É verdade que, no início, o papel de Roland estava destinado a Mahershala Ali, que acabou por interpretar o detetive principal, o Wayne West?
Sim, o criador da série e argumentista Nic Pizzolatto abordou-o primeiro para interpretar o Roland, ainda antes de eu fazer parte do elenco. E o Mahershala tinha acabado de fazer o Moonlight e convenceu o Nic a fazer antes o papel do detetive Wayne West. Do que eu sei mostrou-lhe uma fotografia do seu avô, um afro-americano que foi oficial da polícia. Acho que esta mudança tornou a série ainda mais original. Não se vê muitas vezes um detetive negro como o Wayne, com um papel tão forte. Normalmente, é ao contrário. Eu nunca tinha trabalhado com o Mahershala, não o conhecia, mas já era seu fã. Também não sabia dizer o seu nome ainda [risos].

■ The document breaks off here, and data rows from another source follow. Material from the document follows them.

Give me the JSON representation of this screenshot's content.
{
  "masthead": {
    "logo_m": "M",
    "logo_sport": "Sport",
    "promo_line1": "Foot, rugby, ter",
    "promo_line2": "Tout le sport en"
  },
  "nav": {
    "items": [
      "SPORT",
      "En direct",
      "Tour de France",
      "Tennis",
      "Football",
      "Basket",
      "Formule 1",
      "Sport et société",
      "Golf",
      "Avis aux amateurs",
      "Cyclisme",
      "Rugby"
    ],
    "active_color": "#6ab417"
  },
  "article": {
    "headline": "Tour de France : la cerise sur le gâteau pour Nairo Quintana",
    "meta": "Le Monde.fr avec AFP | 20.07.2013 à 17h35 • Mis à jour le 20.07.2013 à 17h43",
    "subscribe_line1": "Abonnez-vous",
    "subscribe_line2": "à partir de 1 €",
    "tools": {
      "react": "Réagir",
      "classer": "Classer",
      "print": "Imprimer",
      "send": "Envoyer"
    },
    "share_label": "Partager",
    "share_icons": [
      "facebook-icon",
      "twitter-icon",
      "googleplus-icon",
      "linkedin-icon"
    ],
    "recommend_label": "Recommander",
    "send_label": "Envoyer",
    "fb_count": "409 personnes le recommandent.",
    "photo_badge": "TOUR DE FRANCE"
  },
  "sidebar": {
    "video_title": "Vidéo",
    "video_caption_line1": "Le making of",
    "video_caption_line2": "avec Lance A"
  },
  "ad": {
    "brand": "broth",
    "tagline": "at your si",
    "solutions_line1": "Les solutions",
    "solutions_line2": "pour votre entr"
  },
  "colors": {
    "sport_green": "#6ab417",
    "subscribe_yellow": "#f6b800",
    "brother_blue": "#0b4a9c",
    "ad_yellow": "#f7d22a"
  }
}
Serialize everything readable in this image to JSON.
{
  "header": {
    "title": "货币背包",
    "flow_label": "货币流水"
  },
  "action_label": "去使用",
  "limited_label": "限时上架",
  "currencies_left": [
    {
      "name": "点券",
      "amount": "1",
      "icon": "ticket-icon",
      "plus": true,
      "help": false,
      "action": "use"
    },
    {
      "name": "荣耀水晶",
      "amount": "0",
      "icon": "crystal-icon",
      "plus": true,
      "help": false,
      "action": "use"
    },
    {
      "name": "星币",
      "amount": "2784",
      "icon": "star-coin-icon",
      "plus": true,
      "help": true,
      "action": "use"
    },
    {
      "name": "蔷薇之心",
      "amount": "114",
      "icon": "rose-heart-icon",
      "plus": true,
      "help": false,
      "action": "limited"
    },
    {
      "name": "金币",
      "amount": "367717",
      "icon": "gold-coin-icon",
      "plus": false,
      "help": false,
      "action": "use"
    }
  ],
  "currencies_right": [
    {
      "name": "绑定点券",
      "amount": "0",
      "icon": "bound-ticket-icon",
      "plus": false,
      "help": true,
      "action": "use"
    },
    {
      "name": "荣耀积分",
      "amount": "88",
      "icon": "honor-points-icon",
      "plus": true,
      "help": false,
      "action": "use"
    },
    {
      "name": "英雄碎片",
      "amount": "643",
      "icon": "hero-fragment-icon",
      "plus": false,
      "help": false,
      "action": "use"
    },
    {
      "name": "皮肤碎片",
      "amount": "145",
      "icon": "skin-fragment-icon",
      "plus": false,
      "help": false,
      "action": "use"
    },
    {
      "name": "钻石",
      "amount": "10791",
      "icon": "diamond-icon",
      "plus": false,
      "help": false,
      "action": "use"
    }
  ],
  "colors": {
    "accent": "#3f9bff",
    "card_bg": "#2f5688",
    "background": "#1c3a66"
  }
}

Como conseguiu o papel de Roland?
Normalmente, lemos um guião antes de uma audição. Mas, devido ao secretismo, mostraram-me apenas duas cenas. Fui e li as duas cenas como Roland para o argumentista Nic Pizzolatto, apenas 10 minutos. E pensei que tinha corrido mal porque, normalmente, quando corre bem ficas na sala durante muito tempo. E já há muito tempo que não fazia algo assim, ler as cenas sem saber o que o papel realmente era. Mas o diálogo parecia muito natural enquanto lia as páginas. Penso que o Nic já sabia que eu ia ficar, queria apenas confirmar. Quando consegui o papel, disse-lhe: ‘Então, já posso ler o guião. Não vou mostrar a ninguém!’. Comecei a ler e foi uma grande surpresa descobrir o quão boa era a história. E perceber que esta era a melhor personagem que já alguma vez interpretei.
Qual a história por detrás da série?
Basicamente há um crime que começa nos anos 80, quando os detetives Roland e Wayne (Mahershala Ali) têm 30 anos. O caso não é resolvido, reabre nos anos 90 e continua a atormentá-los após três décadas. Nós envelhecemos dos 30 aos 73-75 anos. É uma longa jornada para as duas personagens. E é muito ambicioso numa série de televisão fazer três décadas simultâneas e conseguir contar uma história sumarenta.
Fale-me da sua personagem, o detetive Roland.
O Roland é uma personagem ótima porque tem tantas cores diferentes. É intenso, é duro, é um cowboy. Preocupa-se com a forma como se veste com as suas botas e o seu blazer. É alguém fácil de gostar, é sensível e engraçado. É ele quem nos dá o humor nesta série, porque o Wayne (Mahershala Ali) é sempre tão intenso. E são precisos momentos mais leves e esse sentido de humor. Consegui fazer a parte dura e a emocional, porque ele também tem um lado sensível e não gosta de ver ninguém sofrer. Para um ator é perfeito. Normalmente só interpretas um homem bom ou mau. Ou mostras uma coisa ou outra. Isto deu-me a possibilidade de mostrar tudo e depois de crescer com a personagem, de mudar com ela. Quando o conhecemos ele é charmoso, adora mulheres, adora pessoas. É uma pessoa sociável, mas quando fica velho, isso muda. Está sozinho, não tem ninguém, exceto uns cães.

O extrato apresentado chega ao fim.